When the zombies parted, revealing an entirely different kind of creature with a long fluffy hot pink tail and a Japanese hat, with a grinning face-mask, I wasn’t sure what to do.

He pulled his sword out and held it in front of him. It flared with green and pink fire that smelled like cotton candy that had been dropped in a toxic ooze puddle.

I was crouched with my knife when six vampiresmaterialized in front of me, knocking me back so I stumbled and fell down between Lock and Wat.

Wat sat down cross-legged beside me. “It’s pretty lame. You’re only allowed to fight the base level zombies, and we’re only allowed to guard you, so we hardly get to kill anything.”

“I don’t know if it’s killing since they’re already dead,” Lock said, crouching next to his brother.

I watched the six vampires take on the hot pink warrior.

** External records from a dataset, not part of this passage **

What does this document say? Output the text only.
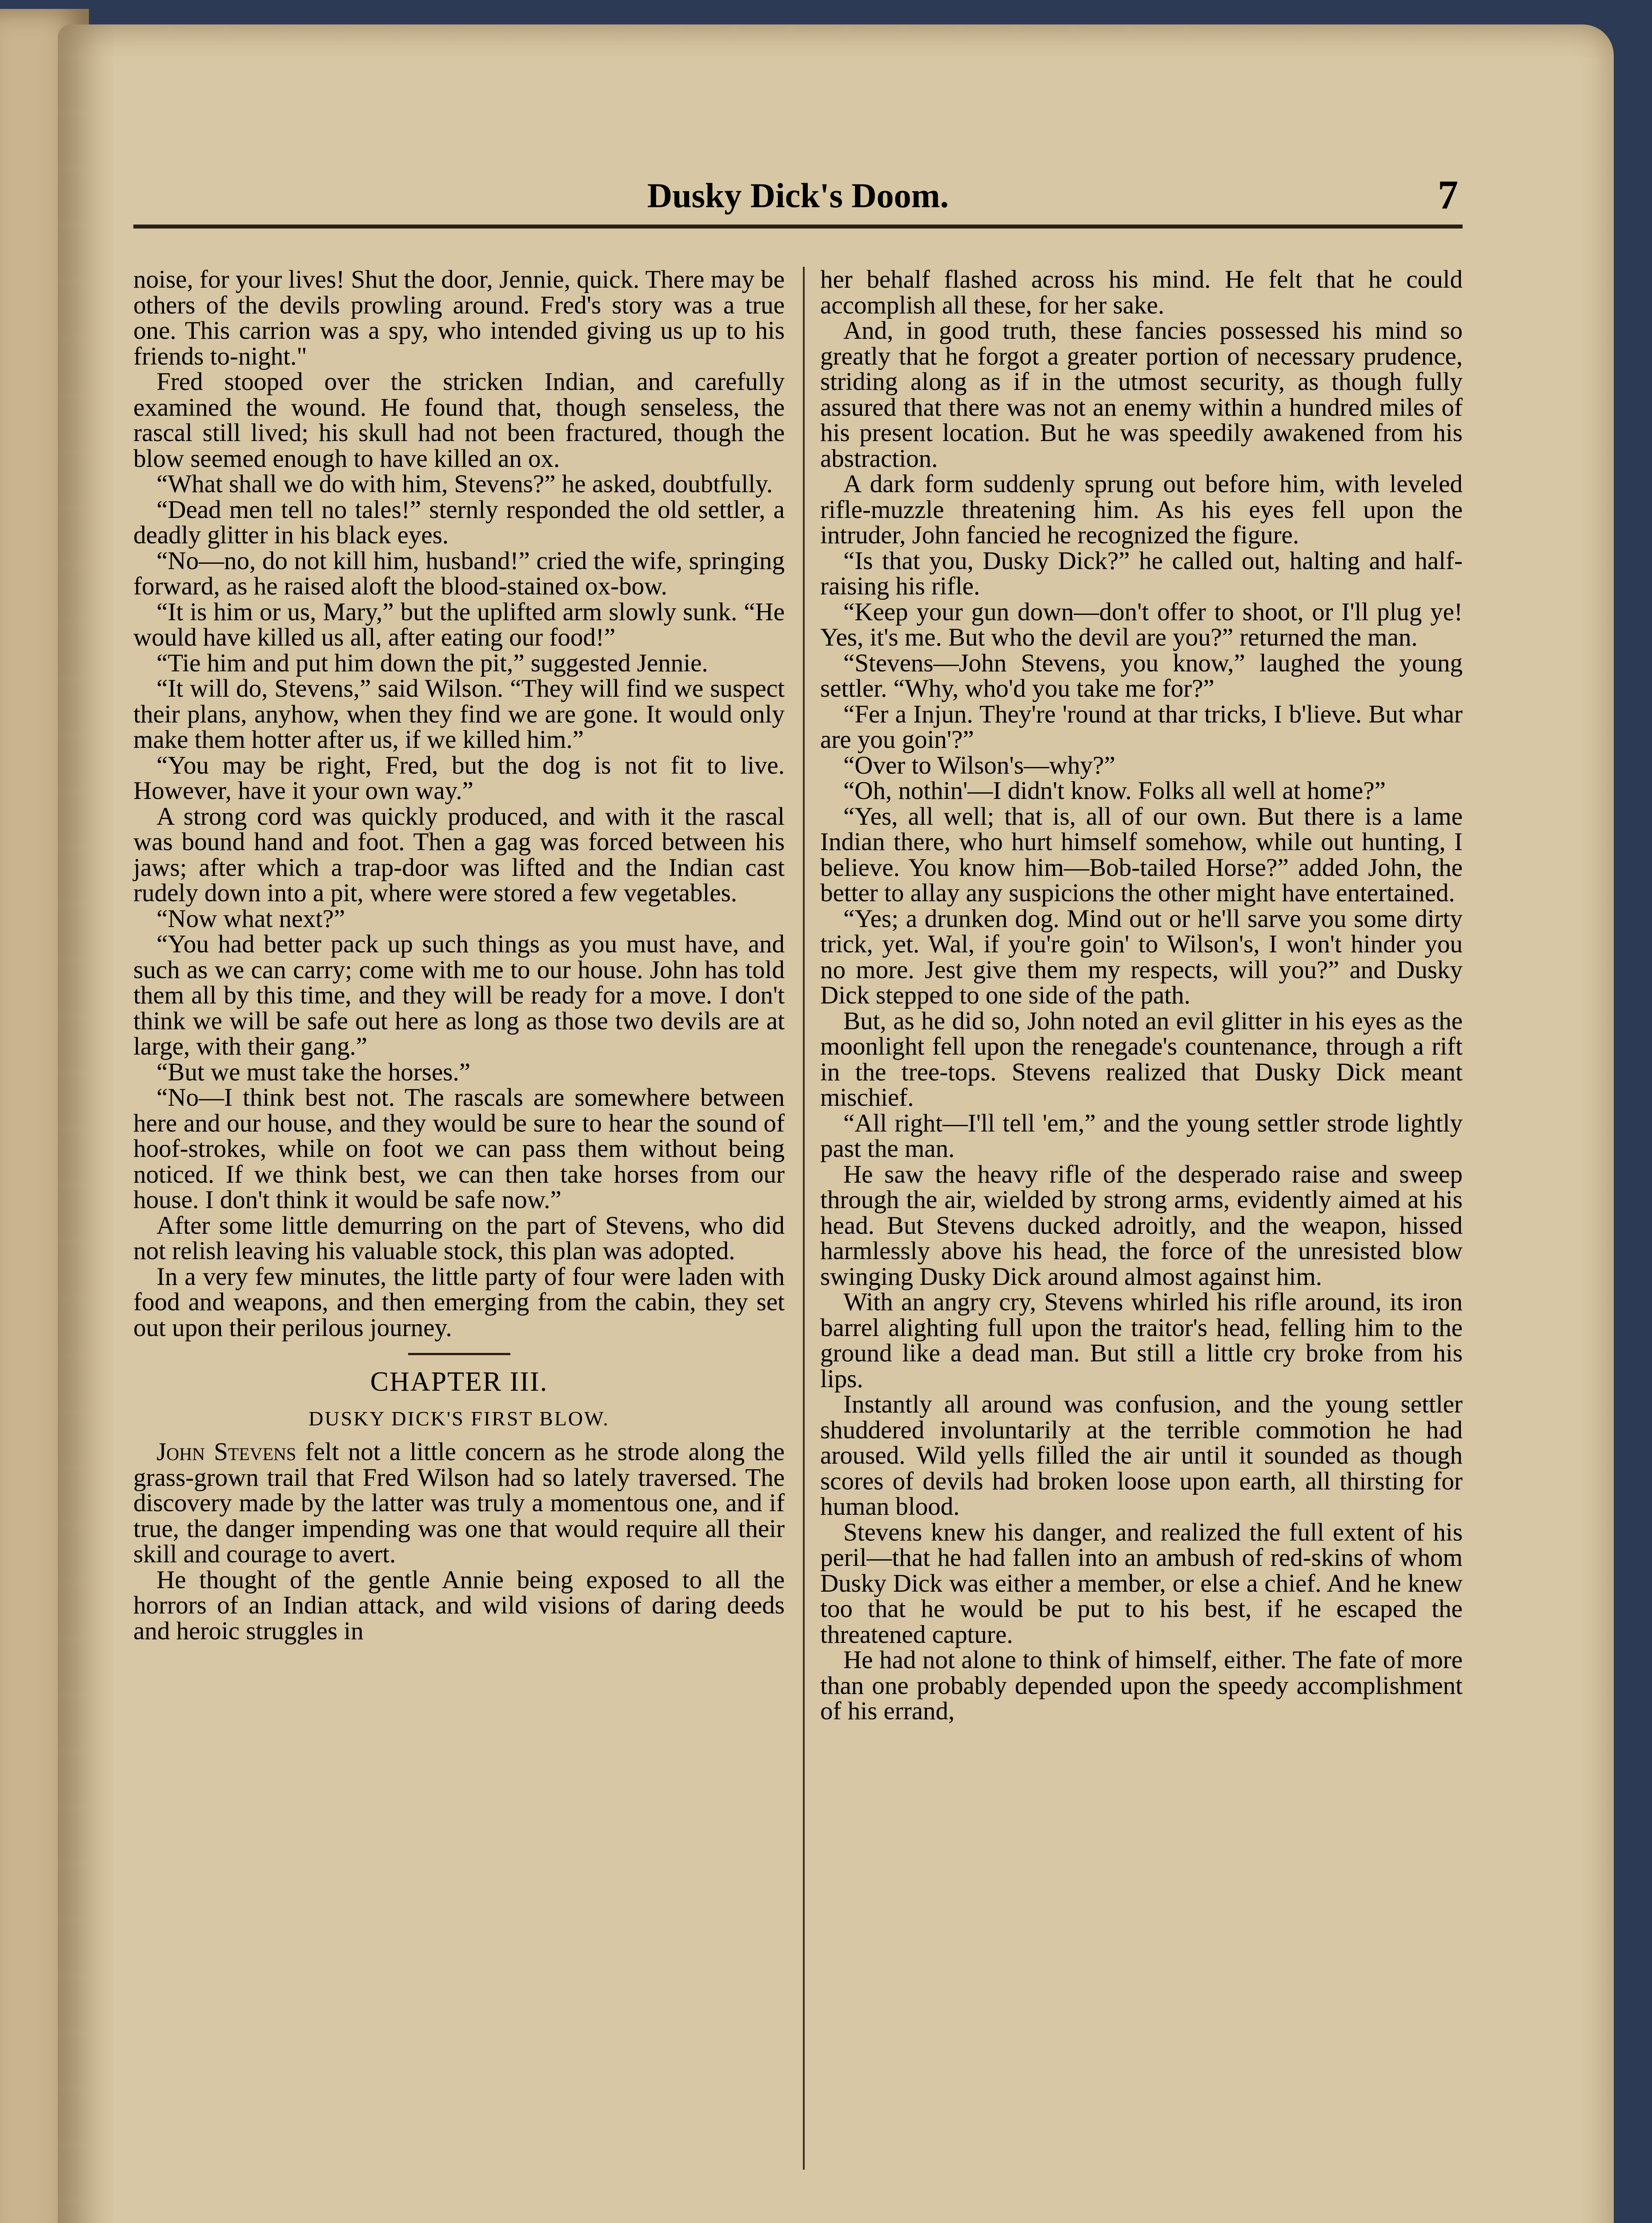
Dusky Dick's Doom.	7

noise, for your lives! Shut the door, Jennie, quick. There may be others of the devils prowling around. Fred's story was a true one. This carrion was a spy, who intended giving us up to his friends to-night."

Fred stooped over the stricken Indian, and carefully examined the wound. He found that, though senseless, the rascal still lived; his skull had not been fractured, though the blow seemed enough to have killed an ox.

“What shall we do with him, Stevens?” he asked, doubtfully.

“Dead men tell no tales!” sternly responded the old settler, a deadly glitter in his black eyes.

“No—no, do not kill him, husband!” cried the wife, springing forward, as he raised aloft the blood-stained ox-bow.

“It is him or us, Mary,” but the uplifted arm slowly sunk. “He would have killed us all, after eating our food!”

“Tie him and put him down the pit,” suggested Jennie.

“It will do, Stevens,” said Wilson. “They will find we suspect their plans, anyhow, when they find we are gone. It would only make them hotter after us, if we killed him.”

“You may be right, Fred, but the dog is not fit to live. However, have it your own way.”

A strong cord was quickly produced, and with it the rascal was bound hand and foot. Then a gag was forced between his jaws; after which a trap-door was lifted and the Indian cast rudely down into a pit, where were stored a few vegetables.

“Now what next?”

“You had better pack up such things as you must have, and such as we can carry; come with me to our house. John has told them all by this time, and they will be ready for a move. I don't think we will be safe out here as long as those two devils are at large, with their gang.”

“But we must take the horses.”

“No—I think best not. The rascals are somewhere between here and our house, and they would be sure to hear the sound of hoof-strokes, while on foot we can pass them without being noticed. If we think best, we can then take horses from our house. I don't think it would be safe now.”

After some little demurring on the part of Stevens, who did not relish leaving his valuable stock, this plan was adopted.

In a very few minutes, the little party of four were laden with food and weapons, and then emerging from the cabin, they set out upon their perilous journey.

CHAPTER III.
DUSKY DICK'S FIRST BLOW.

John Stevens felt not a little concern as he strode along the grass-grown trail that Fred Wilson had so lately traversed. The discovery made by the latter was truly a momentous one, and if true, the danger impending was one that would require all their skill and courage to avert.

He thought of the gentle Annie being exposed to all the horrors of an Indian attack, and wild visions of daring deeds and heroic struggles in

her behalf flashed across his mind. He felt that he could accomplish all these, for her sake.

And, in good truth, these fancies possessed his mind so greatly that he forgot a greater portion of necessary prudence, striding along as if in the utmost security, as though fully assured that there was not an enemy within a hundred miles of his present location. But he was speedily awakened from his abstraction.

A dark form suddenly sprung out before him, with leveled rifle-muzzle threatening him. As his eyes fell upon the intruder, John fancied he recognized the figure.

“Is that you, Dusky Dick?” he called out, halting and half-raising his rifle.

“Keep your gun down—don't offer to shoot, or I'll plug ye! Yes, it's me. But who the devil are you?” returned the man.

“Stevens—John Stevens, you know,” laughed the young settler. “Why, who'd you take me for?”

“Fer a Injun. They're 'round at thar tricks, I b'lieve. But whar are you goin'?”

“Over to Wilson's—why?”

“Oh, nothin'—I didn't know. Folks all well at home?”

“Yes, all well; that is, all of our own. But there is a lame Indian there, who hurt himself somehow, while out hunting, I believe. You know him—Bob-tailed Horse?” added John, the better to allay any suspicions the other might have entertained.

“Yes; a drunken dog. Mind out or he'll sarve you some dirty trick, yet. Wal, if you're goin' to Wilson's, I won't hinder you no more. Jest give them my respects, will you?” and Dusky Dick stepped to one side of the path.

But, as he did so, John noted an evil glitter in his eyes as the moonlight fell upon the renegade's countenance, through a rift in the tree-tops. Stevens realized that Dusky Dick meant mischief.

“All right—I'll tell 'em,” and the young settler strode lightly past the man.

He saw the heavy rifle of the desperado raise and sweep through the air, wielded by strong arms, evidently aimed at his head. But Stevens ducked adroitly, and the weapon, hissed harmlessly above his head, the force of the unresisted blow swinging Dusky Dick around almost against him.

With an angry cry, Stevens whirled his rifle around, its iron barrel alighting full upon the traitor's head, felling him to the ground like a dead man. But still a little cry broke from his lips.

Instantly all around was confusion, and the young settler shuddered involuntarily at the terrible commotion he had aroused. Wild yells filled the air until it sounded as though scores of devils had broken loose upon earth, all thirsting for human blood.

Stevens knew his danger, and realized the full extent of his peril—that he had fallen into an ambush of red-skins of whom Dusky Dick was either a member, or else a chief. And he knew too that he would be put to his best, if he escaped the threatened capture.

He had not alone to think of himself, either. The fate of more than one probably depended upon the speedy accomplishment of his errand,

His creepy mask grin was super creepy. Ah! He was the Cheshire cat.

“We’re all mad here.” I smiled at Wat and Lock. “It’s the Cheshire cat.”

They stared at me. “Like from Alice?”

“That’s right.”

“So, is there a Jabberwocky?” That was a concerned-looking Wat.

“What about the walrus? I don’t want to kill walruses,” Lock said, frowning.

I stood up and looked around for zombies to kill, not that it wasn’t fascinating to watch the blur of vampire vs. Cheshire cat, but we were here to war, not gape at the super weird soldiers. “I guess we’ll see. Come on. I see some normal zombies to take out.” I headed around the cat battle like a mom leading her kids to a shorter line in the grocery store. It felt like a Black Friday. I tended to avoid that kind of pressure, but I could cope with it if I had to.

I leapt at a zombie and slashed its brains up and continued deeper into centerfield, one zombie extermination at a time. I hummed the cartoon song. How did those words go, something about flower power? Smash a zombie face, kick back a rotting brain, and watch it explode. Flower power indeed.

I moved faster and faster, a whirl of death fueled by a sense that we needed to get this wrapped up in time to clean the field before the next baseball gamewhen the humans came. There wasn’t any real sense of desperation, more sport.

Maybe that came from being immortal and very hard to kill. At least, that’s the vibe until a roar came that shook the ground, knocking me to my knees.

The dragon came out of the ground, but it wasn’t your conventional dragon, more giant puppy with tentacles. Make that clawed tentacles and a few extra heads with puppy teeth longer than my fingers.